昼は平凡な会社員、夜は危険な暗殺者。二面性を持つ謎の男が銃をぶっ放し、美女を抱き、真っ赤なスーパーカーを走らせる。優作のアクションが、脳裏に蘇える。
刺すような毒気がなけりゃ
角川春樹(以下角川):アクション映画の傑作を作りたい—その一心で『蘇える金狼』を制作してから43年が経ちますが、これを超える日本映画は出てきていないのではないでしょうか。公開時は10億円を超える大ヒットになり、'14年には4K版のブルーレイも発売されました。
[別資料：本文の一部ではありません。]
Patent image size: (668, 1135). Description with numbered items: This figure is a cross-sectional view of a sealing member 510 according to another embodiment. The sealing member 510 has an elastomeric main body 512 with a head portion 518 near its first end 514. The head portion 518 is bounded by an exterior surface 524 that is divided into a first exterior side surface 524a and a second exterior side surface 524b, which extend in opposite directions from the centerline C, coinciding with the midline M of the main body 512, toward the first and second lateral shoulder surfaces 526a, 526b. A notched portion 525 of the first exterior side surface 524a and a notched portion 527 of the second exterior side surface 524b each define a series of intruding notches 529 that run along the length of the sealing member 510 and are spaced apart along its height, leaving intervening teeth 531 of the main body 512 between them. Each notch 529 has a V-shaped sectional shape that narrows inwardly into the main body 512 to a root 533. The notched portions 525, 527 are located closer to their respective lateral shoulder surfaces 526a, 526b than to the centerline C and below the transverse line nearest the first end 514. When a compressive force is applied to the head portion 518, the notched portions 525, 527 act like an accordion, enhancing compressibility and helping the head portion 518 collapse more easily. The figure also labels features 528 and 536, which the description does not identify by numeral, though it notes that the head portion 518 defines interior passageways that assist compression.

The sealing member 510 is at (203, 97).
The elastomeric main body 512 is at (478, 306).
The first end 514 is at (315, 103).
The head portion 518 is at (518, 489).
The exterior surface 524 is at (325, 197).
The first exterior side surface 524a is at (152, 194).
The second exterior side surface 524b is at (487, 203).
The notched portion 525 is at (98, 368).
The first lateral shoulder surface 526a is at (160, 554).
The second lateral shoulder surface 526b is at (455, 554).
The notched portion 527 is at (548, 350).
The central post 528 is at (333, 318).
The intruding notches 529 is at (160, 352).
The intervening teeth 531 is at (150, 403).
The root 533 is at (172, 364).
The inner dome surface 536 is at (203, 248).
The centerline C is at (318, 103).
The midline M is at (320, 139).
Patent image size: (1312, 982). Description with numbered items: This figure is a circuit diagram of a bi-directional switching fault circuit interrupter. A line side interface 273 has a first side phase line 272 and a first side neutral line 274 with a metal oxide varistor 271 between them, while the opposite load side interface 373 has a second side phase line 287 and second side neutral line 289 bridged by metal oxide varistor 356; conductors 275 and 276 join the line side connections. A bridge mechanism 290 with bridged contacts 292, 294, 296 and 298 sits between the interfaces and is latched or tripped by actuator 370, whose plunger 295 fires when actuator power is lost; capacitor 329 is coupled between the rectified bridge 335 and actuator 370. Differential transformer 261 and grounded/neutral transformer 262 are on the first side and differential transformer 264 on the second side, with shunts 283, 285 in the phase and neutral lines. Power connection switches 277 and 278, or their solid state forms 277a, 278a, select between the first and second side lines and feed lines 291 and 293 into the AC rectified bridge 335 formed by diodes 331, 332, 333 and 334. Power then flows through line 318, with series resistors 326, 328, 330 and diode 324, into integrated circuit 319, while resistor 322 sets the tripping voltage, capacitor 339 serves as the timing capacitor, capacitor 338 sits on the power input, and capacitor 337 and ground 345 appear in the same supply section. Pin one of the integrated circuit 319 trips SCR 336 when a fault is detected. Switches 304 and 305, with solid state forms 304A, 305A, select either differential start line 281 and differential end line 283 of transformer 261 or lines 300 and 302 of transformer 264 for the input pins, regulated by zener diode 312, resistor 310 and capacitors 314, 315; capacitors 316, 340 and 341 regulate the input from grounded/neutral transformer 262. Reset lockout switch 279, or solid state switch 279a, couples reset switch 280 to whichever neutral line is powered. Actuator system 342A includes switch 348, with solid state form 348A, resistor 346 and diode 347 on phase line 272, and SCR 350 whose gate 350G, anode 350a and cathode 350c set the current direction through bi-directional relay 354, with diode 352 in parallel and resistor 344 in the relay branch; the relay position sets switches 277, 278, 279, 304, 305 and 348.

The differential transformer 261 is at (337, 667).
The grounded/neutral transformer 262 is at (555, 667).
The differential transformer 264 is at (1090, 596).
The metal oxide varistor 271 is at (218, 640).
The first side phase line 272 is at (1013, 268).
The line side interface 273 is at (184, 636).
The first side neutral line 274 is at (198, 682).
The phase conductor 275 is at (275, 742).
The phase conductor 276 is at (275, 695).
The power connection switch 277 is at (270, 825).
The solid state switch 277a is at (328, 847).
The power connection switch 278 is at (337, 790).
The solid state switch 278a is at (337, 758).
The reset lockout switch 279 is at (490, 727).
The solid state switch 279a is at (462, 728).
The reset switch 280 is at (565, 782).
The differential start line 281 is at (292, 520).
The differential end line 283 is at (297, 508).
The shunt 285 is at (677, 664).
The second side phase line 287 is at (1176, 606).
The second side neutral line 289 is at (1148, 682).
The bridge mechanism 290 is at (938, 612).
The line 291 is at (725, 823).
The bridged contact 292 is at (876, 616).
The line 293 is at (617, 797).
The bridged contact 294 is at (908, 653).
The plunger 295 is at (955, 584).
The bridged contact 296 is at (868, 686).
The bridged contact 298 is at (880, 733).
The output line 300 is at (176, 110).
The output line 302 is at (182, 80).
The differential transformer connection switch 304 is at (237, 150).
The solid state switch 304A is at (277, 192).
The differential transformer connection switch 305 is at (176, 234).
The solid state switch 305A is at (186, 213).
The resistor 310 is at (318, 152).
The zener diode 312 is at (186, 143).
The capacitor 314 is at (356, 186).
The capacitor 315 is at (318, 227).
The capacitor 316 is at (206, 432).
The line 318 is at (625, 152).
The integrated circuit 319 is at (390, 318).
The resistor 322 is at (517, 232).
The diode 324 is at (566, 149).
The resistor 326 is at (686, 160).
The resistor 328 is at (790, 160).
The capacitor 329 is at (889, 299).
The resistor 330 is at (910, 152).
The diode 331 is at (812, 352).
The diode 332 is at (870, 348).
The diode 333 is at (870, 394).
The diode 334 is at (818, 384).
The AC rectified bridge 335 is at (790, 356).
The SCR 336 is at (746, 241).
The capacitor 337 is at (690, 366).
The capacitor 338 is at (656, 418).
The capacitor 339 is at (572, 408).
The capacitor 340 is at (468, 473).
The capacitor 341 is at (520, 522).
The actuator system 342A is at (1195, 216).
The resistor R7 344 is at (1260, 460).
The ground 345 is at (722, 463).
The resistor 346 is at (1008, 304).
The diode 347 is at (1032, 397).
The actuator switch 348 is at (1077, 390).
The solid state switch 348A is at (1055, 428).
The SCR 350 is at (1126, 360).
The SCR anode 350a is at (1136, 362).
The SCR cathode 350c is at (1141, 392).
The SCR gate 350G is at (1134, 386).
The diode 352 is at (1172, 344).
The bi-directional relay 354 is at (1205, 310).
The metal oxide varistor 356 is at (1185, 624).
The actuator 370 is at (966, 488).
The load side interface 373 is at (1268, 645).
大槻ケンヂ(以下大槻):当時、私は中学生でしたが『蘇える金狼』が公開された時の興奮は忘れられません。もともと松田優作さんの「遊戯シリーズ」にハマっていて、優作さんは次世代のスターであり、“兄貴”のような存在でした。その優作さんのアクションが、あの角川映画で見られると聞き、期待で胸を膨らませたものです。
速水健朗(以下速水):僕は公開当時まだ6歳で、後からこの作品を見た世代です。中学生の時に再放送されたドラマ『探偵物語』が、優作さんとの出会いでした。
大藪春彦作品のファンだったこともあり、『蘇える金狼』は何度も見返しています。レイバンのサングラスや襟の大きいシャツといった、'70年代の空気にも魅了されました。また、冒頭に出てきた西新宿のビル群や、横浜中華街のレストランなど、ロケ地巡りもするほど好きな映画です。
大槻:'70年代後半は、角川映画ブーム真っ盛りでしたね。『白昼の死角』のキャッチフレーズ「狼は生きろ、豚は死ね」も流行りましたが、『蘇える金狼』の「気をつけろよ、刺すような毒気がなけりゃ、男稼業もおしまいさ」にも痺れました。
角川:CMでも流れた主題歌の「動く標的 狙いをつけて」という歌詞の通り、この映画の最大の売りは銃を使ったアクションです。
日本には、ちゃんとした形で拳銃が使われている映画がなかった。銃はただ殺すための道具で、刀のような美学はないと思われていたのです。しかし私は、ハリウッドの『フレンチ・コネクション』や『タクシードライバー』のように、拳銃が確かな魅力を備えている映画を作りたいと感じていた。